Additionally, the Build Back better Act would lower health care costs by allowing Medicare to negotiate lower drug costs for seniors to halt the pharmaceutical industry’s outrageous price hikes above inflation, ensuring Americans with diabetes don’t pay more than $35 per month for their insulin. It would expand the Affordable Care Act to make coverage more affordable for those who buy insurance on their own.
Through a transformative $390 billion investment, Build Back Better would lower child care and family care costs by creating universal pre-school for all 3- and 4-year olds, slash families’ child care costs, extend the landmark Biden Child Tax Credit, and expand access to affordable home care for older adults and those with disabilities.
While it is far from the necessary fix our immigration system requires and a pathway to citizenship that so many have earned, Build Back Better would offer stability to millions of people living and working in the United States. The bill offers a five-year temporary period of stay for undocumented immigrants who entered the United States before January 1, 2011 – with one 5-year extension available. This would result in work authorization and protection from deportation for up to 7.1 million people who have been in the United States for more than 10 years.

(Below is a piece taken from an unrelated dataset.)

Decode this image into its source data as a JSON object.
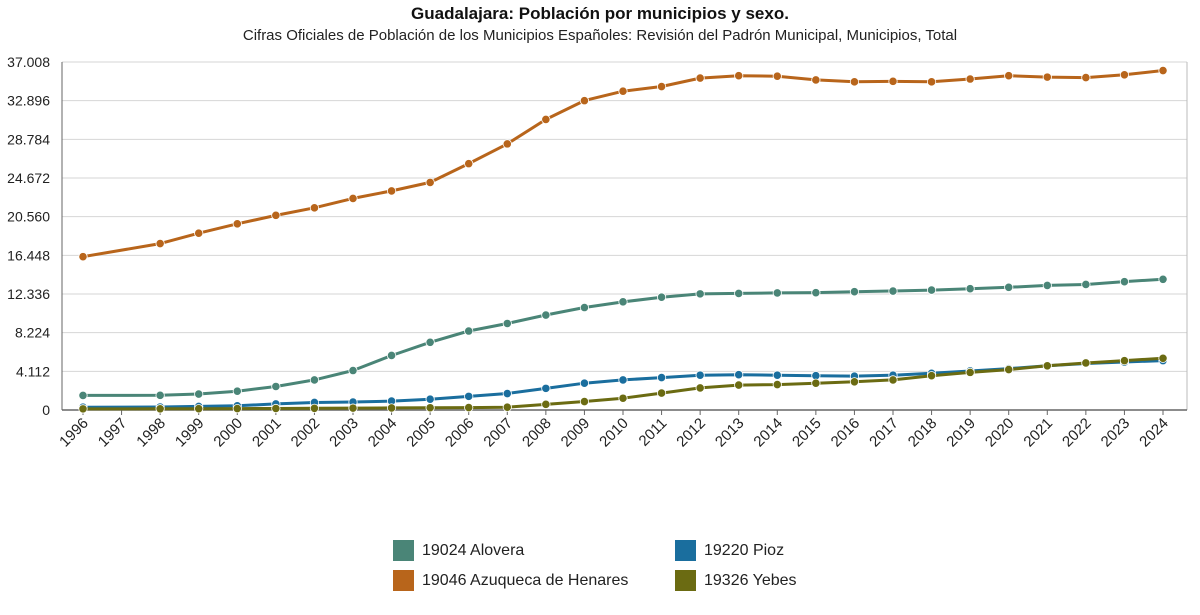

While the protection is only temporary, it would nonetheless offer stability to millions of people and greatly benefit the American economy and the communities where they work and live. Because all DACA holders must have been present in the U.S. since 2007, by definition, this solution covers all of them. Recent estimates suggest the majority of undocumented essential workers (including farm workers) have been in the U.S. for close to 20 years, meaning they, too, could be eligible.
“The Senate must now do its part on behalf of the American people and pass the Build Back Better Act,” Congresswoman Barragán said.
Nanette Diaz Barragán is proud to represent California’s 44th Congressional District, which includes the communities of Carson, Compton, Florence-Firestone, Lynwood, North Long Beach, Rancho Dominguez, San Pedro, South Gate, Walnut Park, Watts, Willowbrook and Wilmington. She serves as chairwoman of the House Homeland Security Committee’s Subcommittee on Border Security.